The official noted that the Bush administration has been touting Libya as a disarmament model for North Korea and Iran, highlighting the North African nation’s re-establishment of political and economic ties with the West as its reward (see GSN, March 8). However, the official argued, such an offer was unlikely to tempt Iran because it does strong trade with Europe. Likewise, North Korea still receives considerable aid from China, the official added.
Bush administration and intelligence officials say they are exploring ways to use unspecified covert actions “to disrupt or delay as long as we can” Iran’s suspected nuclear weapons efforts, according to the Times.
However, former Clinton administration officials and other experts say such covert action would likely be less effective than in the past, as the Iranian program is increasingly self-sufficient.

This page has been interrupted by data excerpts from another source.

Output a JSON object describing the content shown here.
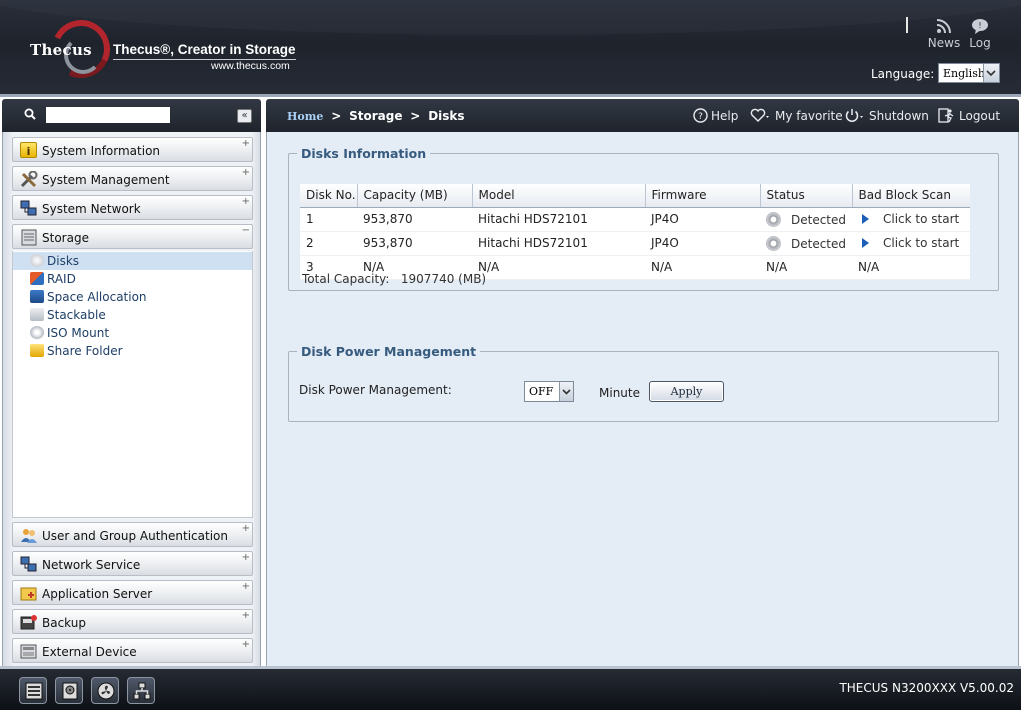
{
  "header": {
    "brand": "Thecus",
    "tagline": "Thecus®, Creator in Storage",
    "url": "www.thecus.com",
    "news_label": "News",
    "log_label": "Log",
    "language_label": "Language:",
    "language_value": "English"
  },
  "search": {
    "placeholder": "",
    "collapse_glyph": "«"
  },
  "breadcrumb": {
    "home": "Home",
    "storage": "Storage",
    "disks": "Disks",
    "separator": ">"
  },
  "top_actions": {
    "help": "Help",
    "favorite": "My favorite",
    "shutdown": "Shutdown",
    "logout": "Logout"
  },
  "sidebar": {
    "top_items": [
      {
        "label": "System Information",
        "icon": "info-icon"
      },
      {
        "label": "System Management",
        "icon": "tools-icon"
      },
      {
        "label": "System Network",
        "icon": "network-icon"
      },
      {
        "label": "Storage",
        "icon": "storage-icon"
      }
    ],
    "storage_items": [
      {
        "label": "Disks",
        "icon": "disk-icon"
      },
      {
        "label": "RAID",
        "icon": "raid-icon"
      },
      {
        "label": "Space Allocation",
        "icon": "space-allocation-icon"
      },
      {
        "label": "Stackable",
        "icon": "stackable-icon"
      },
      {
        "label": "ISO Mount",
        "icon": "iso-mount-icon"
      },
      {
        "label": "Share Folder",
        "icon": "share-folder-icon"
      }
    ],
    "bottom_items": [
      {
        "label": "User and Group Authentication",
        "icon": "users-icon"
      },
      {
        "label": "Network Service",
        "icon": "network-service-icon"
      },
      {
        "label": "Application Server",
        "icon": "app-server-icon"
      },
      {
        "label": "Backup",
        "icon": "backup-icon"
      },
      {
        "label": "External Device",
        "icon": "external-device-icon"
      }
    ],
    "expand_glyph": "+",
    "collapse_glyph": "−"
  },
  "disks_info": {
    "legend": "Disks Information",
    "columns": [
      "Disk No.",
      "Capacity (MB)",
      "Model",
      "Firmware",
      "Status",
      "Bad Block Scan"
    ],
    "rows": [
      {
        "no": "1",
        "capacity": "953,870",
        "model": "Hitachi HDS72101",
        "firmware": "JP4O",
        "status": "Detected",
        "scan": "Click to start"
      },
      {
        "no": "2",
        "capacity": "953,870",
        "model": "Hitachi HDS72101",
        "firmware": "JP4O",
        "status": "Detected",
        "scan": "Click to start"
      },
      {
        "no": "3",
        "capacity": "N/A",
        "model": "N/A",
        "firmware": "N/A",
        "status": "N/A",
        "scan": "N/A"
      }
    ],
    "total_label": "Total Capacity:",
    "total_value": "1907740 (MB)"
  },
  "power": {
    "legend": "Disk Power Management",
    "label": "Disk Power Management:",
    "value": "OFF",
    "unit": "Minute",
    "apply_label": "Apply"
  },
  "footer": {
    "version": "THECUS N3200XXX V5.00.02"
  },
  "colors": {
    "header_bg": "#1e232c",
    "accent_blue": "#375b7e",
    "main_bg": "#e4ecf6",
    "selected_row": "#cfe0f3",
    "logo_red": "#b2252c"
  }
}
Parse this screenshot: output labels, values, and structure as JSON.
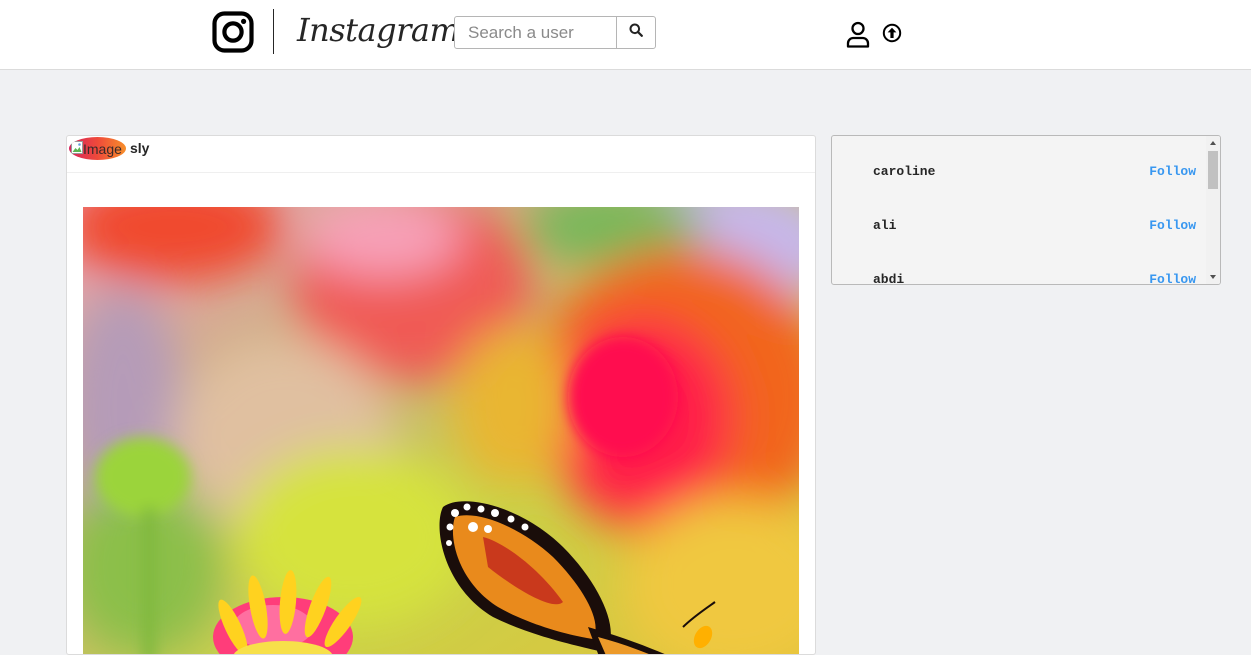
{
  "header": {
    "brand": "Instagram",
    "logo_icon": "instagram-camera-icon",
    "search": {
      "placeholder": "Search a user",
      "value": "",
      "button_icon": "search-icon"
    },
    "nav_icons": [
      "user-profile-icon",
      "upload-arrow-icon"
    ]
  },
  "post": {
    "avatar_alt": "Image",
    "username": "sly",
    "image_subject": "butterfly-on-flowers-photo"
  },
  "suggestions": {
    "users": [
      {
        "name": "caroline",
        "action": "Follow"
      },
      {
        "name": "ali",
        "action": "Follow"
      },
      {
        "name": "abdi",
        "action": "Follow"
      }
    ]
  },
  "colors": {
    "link": "#3897f0",
    "background": "#f0f1f3",
    "text": "#262626"
  }
}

“It’s a much harder thing to accomplish today than it would have been in the ‘90s,” said one senior U.S. intelligence official, citing assistance to Iran by the network built by Khan. The scientist’s sales have also complicated efforts to disarm North Korea, according to intelligence reports.
Meanwhile, Israel’s increasing concern over Iran’s nuclear program has made military action an option.
“They are doing what they can to delay the Iranian program and preparing military options,” said one official who has dealt with the Israeli government on the issue (David Sanger, New York Times, Aug. 8).